The sum-rank metric is the mixture of the Hamming and rank metrics. The sum-rank metric found its application in network coding, locally repairable codes, space-time coding, and quantum-resistant cryptography. Linearized Reed-Solomon (LRS) codes are the sum-rank analogue of Reed-Solomon codes and strictly generalize both Reed-Solomon and Gabidulin codes. In this work, we construct an explicit family of $\mathbb{F}_h$-linear sum-rank metric codes over arbitrary fields $\mathbb{F}_h$. Our construction enables efficient list decoding up to a fraction $ρ$ of errors in the sum-rank metric with rate $1-ρ-\varepsilon$, for any desired $ρ\in (0,1)$ and $\varepsilon>0$. Our codes are subcodes of LRS codes, obtained by restricting message polynomials to an $\mathbb{F}_h$-subspace derived from subspace designs, and the decoding list size is bounded by $h^{\mathrm{poly}(1/\varepsilon)}$. Beyond the standard LRS setting, we further extend our linear-algebraic decoding framework to folded Linearized Reed-Solomon (FLRS) codes. We show that folded evaluations satisfy appropriate interpolation conditions and that the corresponding solution space forms a low-dimensional, structured affine subspace. This structure enables effective control of the list size and yields the first explicit positive-rate FLRS subcodes that are efficiently list decodable beyond the unique-decoding radius.
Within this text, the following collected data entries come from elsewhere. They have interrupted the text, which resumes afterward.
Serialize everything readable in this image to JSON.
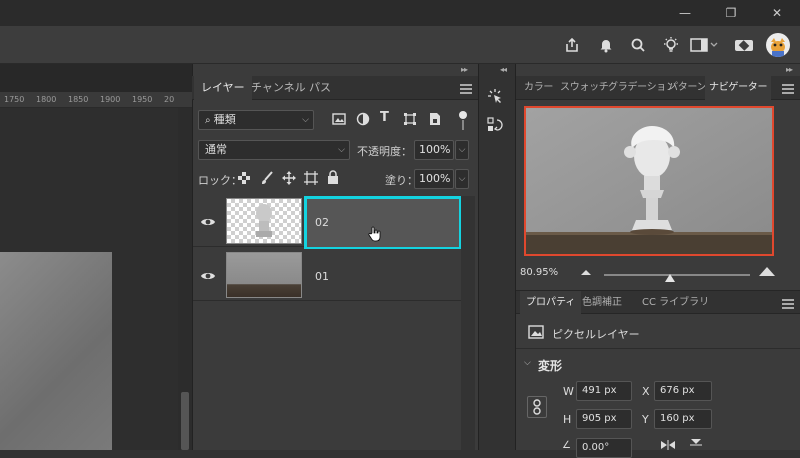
{
  "titlebar": {
    "minimize": "—",
    "restore": "❐",
    "close": "✕"
  },
  "ruler": {
    "ticks": [
      "1750",
      "1800",
      "1850",
      "1900",
      "1950",
      "20"
    ]
  },
  "layers_panel": {
    "tabs": [
      "レイヤー",
      "チャンネル",
      "パス"
    ],
    "filter": {
      "value": "種類"
    },
    "blend_mode": {
      "value": "通常"
    },
    "opacity": {
      "label": "不透明度：",
      "value": "100%"
    },
    "lock": {
      "label": "ロック："
    },
    "fill": {
      "label": "塗り：",
      "value": "100%"
    },
    "layers": [
      {
        "name": "02",
        "selected": true
      },
      {
        "name": "01",
        "selected": false
      }
    ],
    "highlight_color": "#14d3e0"
  },
  "navigator_panel": {
    "tabs": [
      "カラー",
      "スウォッチ",
      "グラデーション",
      "パターン",
      "ナビゲーター"
    ],
    "zoom": "80.95%",
    "zoom_slider_level": 0.45,
    "view_box_color": "#e0482e"
  },
  "properties_panel": {
    "tabs": [
      "プロパティ",
      "色調補正",
      "CC ライブラリ"
    ],
    "layer_type": "ピクセルレイヤー",
    "section_title": "変形",
    "w": {
      "label": "W",
      "value": "491 px"
    },
    "h": {
      "label": "H",
      "value": "905 px"
    },
    "x": {
      "label": "X",
      "value": "676 px"
    },
    "y": {
      "label": "Y",
      "value": "160 px"
    },
    "angle": {
      "value": "0.00°"
    }
  },
  "icons": [
    "share-icon",
    "bell-icon",
    "search-icon",
    "lightbulb-icon",
    "workspace-icon",
    "plugin-icon",
    "avatar"
  ]
}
To the best of our knowledge, this also constitutes the first explicit construction of positive-rate sum-rank metric codes that admit efficient list decoding beyond the unique decoding radius, thereby providing a new general framework for constructing efficiently decodable codes under the sum-rank metric.

翻译：和秩度量是汉明度量和秩度量的混合。和秩度量在网络编码、局部可修复码、空时编码以及抗量子密码学中均有应用。线性化Reed-Solomon（LRS）码是和秩度量下的Reed-Solomon码类比，并严格推广了Reed-Solomon码与Gabidulin码。本文中，我们在任意域$\mathbb{F}_h$上构造了一个显式的$\mathbb{F}_h$-线性和秩度量码族。对于任意给定的$\rho\in (0,1)$和$\varepsilon>0$，我们的构造能够实现高效列表解码，在和秩度量下可纠正高达$\rho$比例的差错，且码率为$1-\rho-\varepsilon$。这些码是LRS码的子码，通过将消息多项式限制在由子空间设计导出的$\mathbb{F}_h$-子空间上获得，且解码列表大小以$h^{\mathrm{poly}(1/\varepsilon)}$为界。在标准LRS框架之外，我们进一步将线性代数解码框架推广到折叠线性化Reed-Solomon（FLRS）码。我们证明了折叠求值满足适当的插值条件，且对应的解空间构成一个低维、结构化的仿射子空间。这一结构使得列表大小能够得到有效控制，并首次给出了显式的、具有正码率的FLRS子码，可在唯一解码半径之外实现高效列表解码。据我们所知，这也是首个显式构造的正码率和秩度量码族，能够在唯一解码半径之外实现高效列表解码，从而为在和秩度量下构造高效可解码码提供了一个新的通用框架。